Quão segura é a vacina da AstraZeneca?
Além da eficácia, naturalmente também é crucial a segurança de um imunizante. Segundo a avaliação intermediária da AstraZeneca, não houve efeitos colaterais graves entre os vacinados em caráter experimental.
Em setembro, a firma suspendera por quase sete semanas os testes de fase 3 das substâncias candidatas, depois que um dos voluntários do Reino Unido apresentou mielite transversa, uma inflamação da medula espinhal que pode causar paralisia e debilidade muscular.
Segundo os peritos, no entanto, não é possível afirmar que a enfermidade esteve necessariamente relacionada à vacinação. De resto, pausas temporárias não são inusuais em estudos clínicos, já que cada caso deve ser examinado minuciosamente.
Mas um novo incidente em Pune, na Índia, contribuiu para a incerteza: um homem de 40 anos apresentou encefalite aguda depois de receber a Covishield, vacina desenvolvida em conjunto pela AstraZeneca, a Universidade de Oxford e o Serum Institute of India.
Em consequência, o voluntário teve um colapso neurológico e comprometimento das funções cognitivas, e agora exige indenização e que se suspenda a produção de Covishield. Por sua vez, o Serum Institute of India classifica as acusações como maldosas e errôneas, assegurando não haver qualquer relação entre a doença e o teste.
Em frente, apesar de tudo
Portanto, comunicação confusa, combinação de dois estudos, ocultação do motivo das dosagens discrepantes e alteração a posteriori do protocolo de testes abalaram desnecessariamente a confiança dos meios científicos e da população na vacina da AstraZeneca.

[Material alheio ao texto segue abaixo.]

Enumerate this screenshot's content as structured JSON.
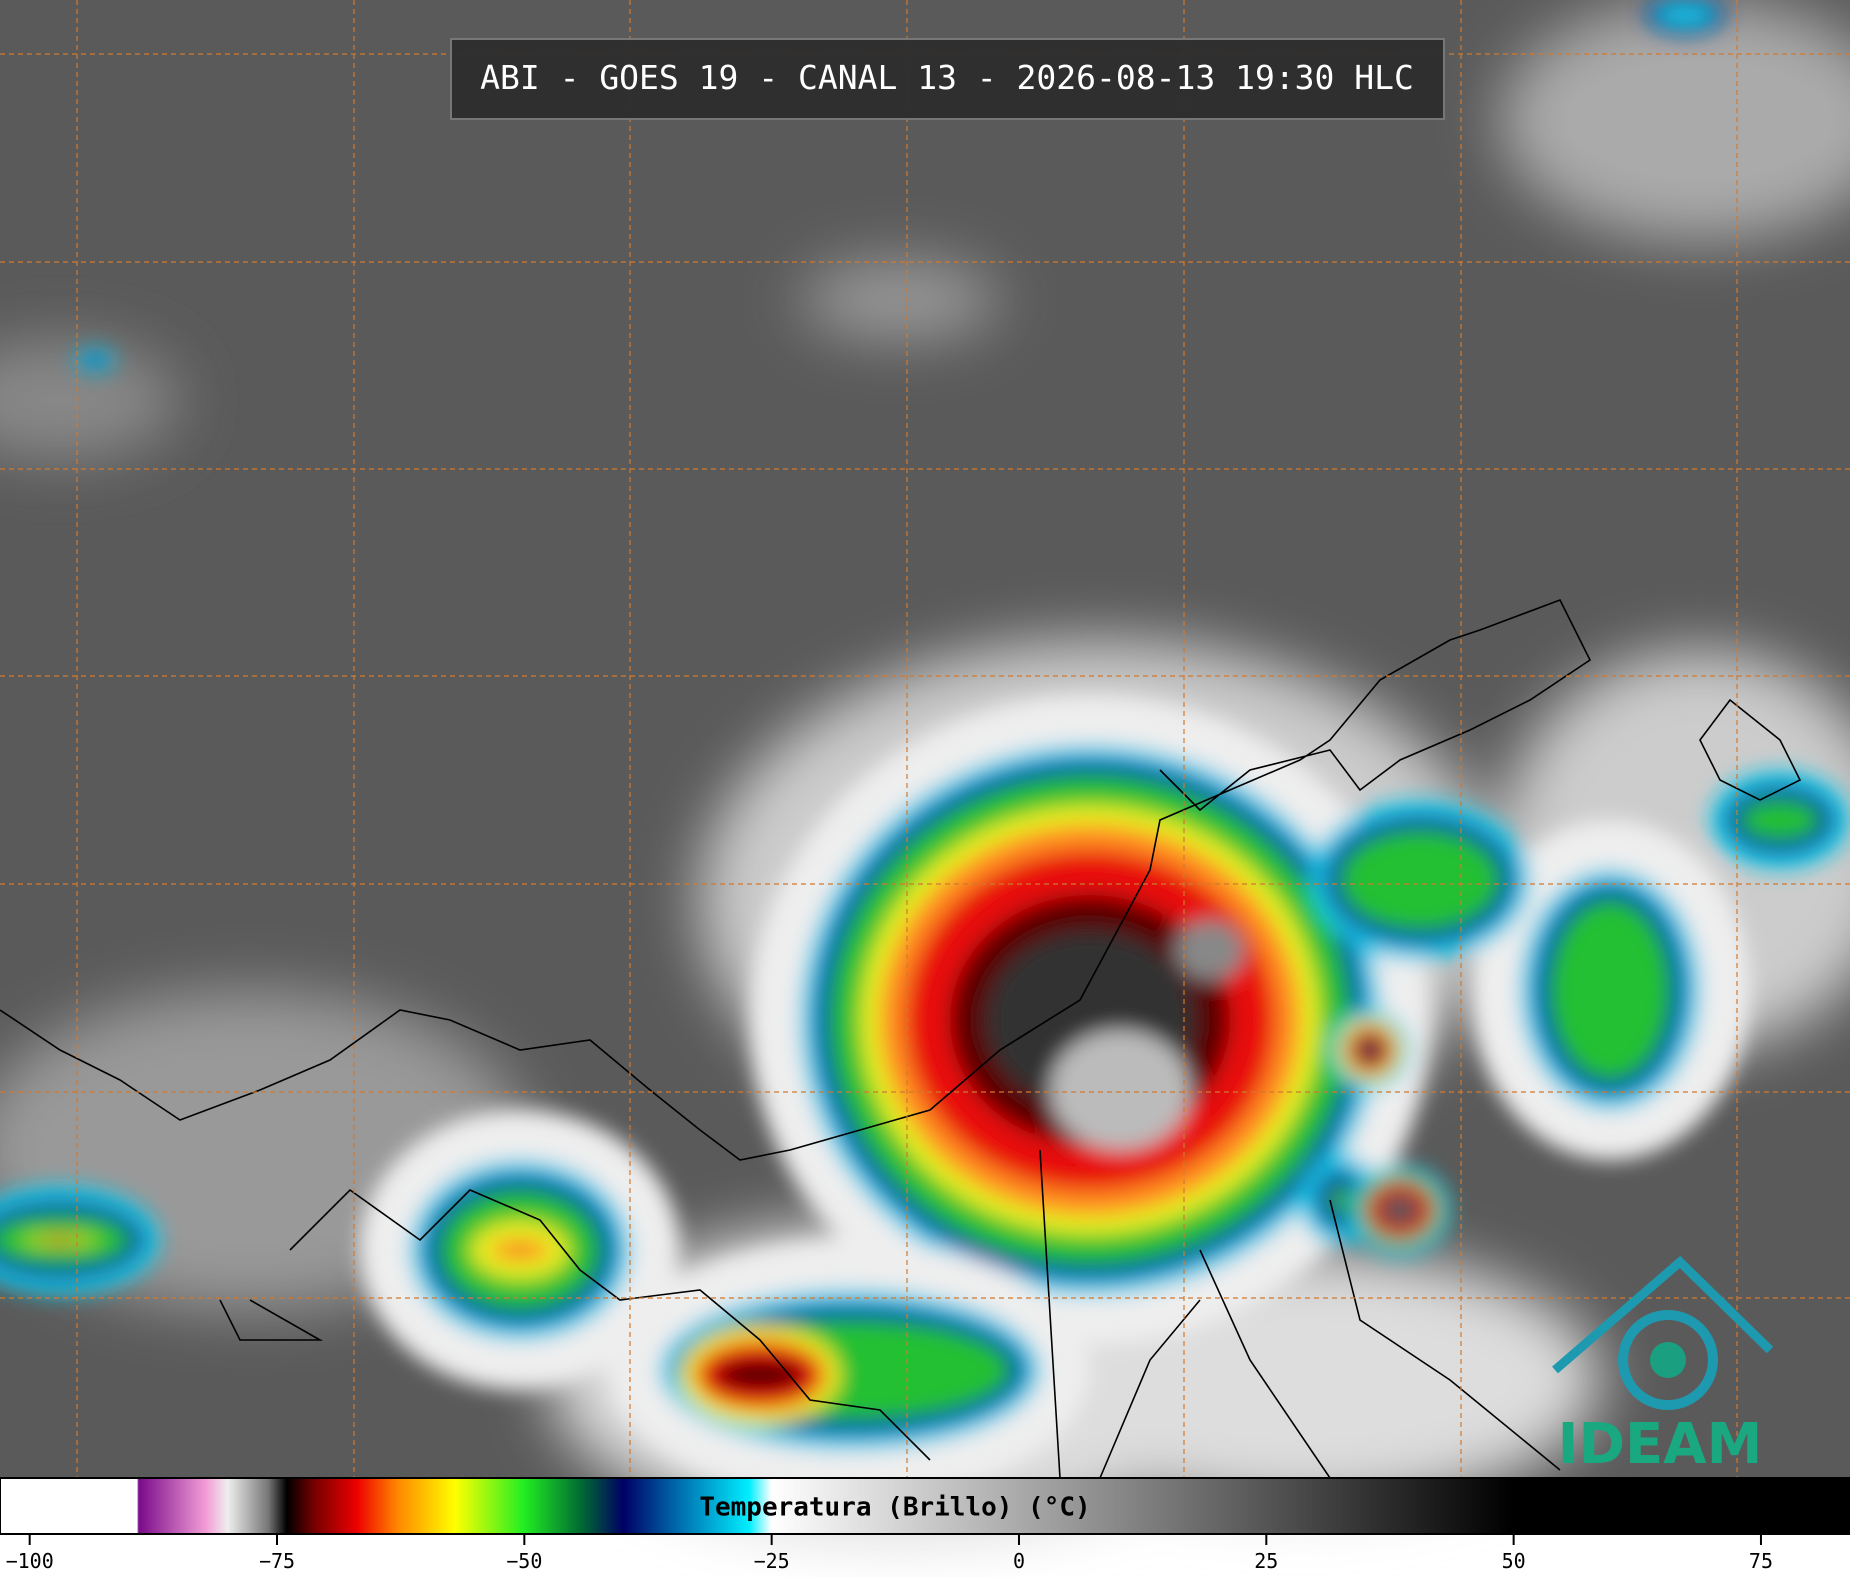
{
  "header": {
    "title": "ABI - GOES 19 - CANAL 13 - 2026-08-13 19:30 HLC"
  },
  "logo": {
    "text": "IDEAM"
  },
  "chart_data": {
    "type": "colorbar",
    "label": "Temperatura (Brillo) (°C)",
    "xlim": [
      -103,
      84
    ],
    "xticks": [
      {
        "value": -100,
        "label": "−100"
      },
      {
        "value": -75,
        "label": "−75"
      },
      {
        "value": -50,
        "label": "−50"
      },
      {
        "value": -25,
        "label": "−25"
      },
      0,
      25,
      50,
      75
    ]
  }
}
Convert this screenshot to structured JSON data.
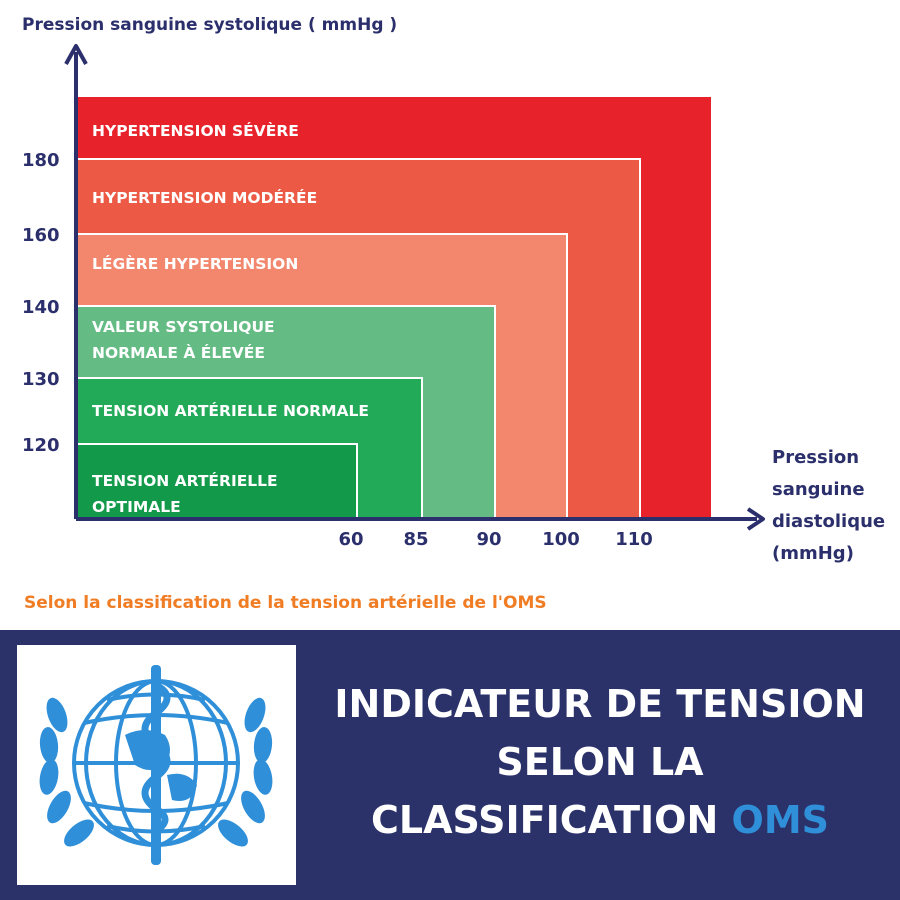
{
  "chart_data": {
    "type": "area",
    "title": "",
    "ylabel": "Pression sanguine systolique ( mmHg )",
    "xlabel": [
      "Pression",
      "sanguine",
      "diastolique",
      "(mmHg)"
    ],
    "x_ticks": [
      60,
      85,
      90,
      100,
      110
    ],
    "y_ticks": [
      120,
      130,
      140,
      160,
      180
    ],
    "zones": [
      {
        "label": [
          "HYPERTENSION SÉVÈRE"
        ],
        "systolic_max": null,
        "diastolic_max": null,
        "color": "#e8222a"
      },
      {
        "label": [
          "HYPERTENSION MODÉRÉE"
        ],
        "systolic_max": 180,
        "diastolic_max": 110,
        "color": "#ec5a46"
      },
      {
        "label": [
          "LÉGÈRE HYPERTENSION"
        ],
        "systolic_max": 160,
        "diastolic_max": 100,
        "color": "#f2876d"
      },
      {
        "label": [
          "VALEUR SYSTOLIQUE",
          "NORMALE À ÉLEVÉE"
        ],
        "systolic_max": 140,
        "diastolic_max": 90,
        "color": "#64bc84"
      },
      {
        "label": [
          "TENSION ARTÉRIELLE NORMALE"
        ],
        "systolic_max": 130,
        "diastolic_max": 85,
        "color": "#22aa58"
      },
      {
        "label": [
          "TENSION ARTÉRIELLE",
          "OPTIMALE"
        ],
        "systolic_max": 120,
        "diastolic_max": 60,
        "color": "#12994a"
      }
    ]
  },
  "source_note": "Selon la classification de la tension artérielle de l'OMS",
  "banner": {
    "title_lines": [
      "INDICATEUR DE TENSION",
      "SELON LA"
    ],
    "title_last_prefix": "CLASSIFICATION ",
    "title_last_accent": "OMS",
    "logo": "who-emblem-icon"
  },
  "colors": {
    "axis": "#2b2f6b",
    "banner_bg": "#2b3169",
    "accent": "#2f8fd8",
    "note": "#f07c24"
  }
}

Após essa catástrofe de imagem, só resta à farmacêutica britânico-sueca dar um passo decidido adiante. Ela já anunciou um novo estudo com maior número de participantes, inclusive mais idosos ou com doenças preexistentes, o qual, acima de tudo, deve fornecer dados mais confiáveis, a fim de restabelecer a confiança perdida.
Até lá, talvez as concorrentes já tenham colocado suas vacinas anti-covid-19 no mercado, porém a demanda mundial é tão grande, que um produto confiável da AstraZeneca certamente venderá muito bem, sobretudo em regiões em que é preciso uma vacina robusta capaz de ser armazenada durante meses num refrigerador comum.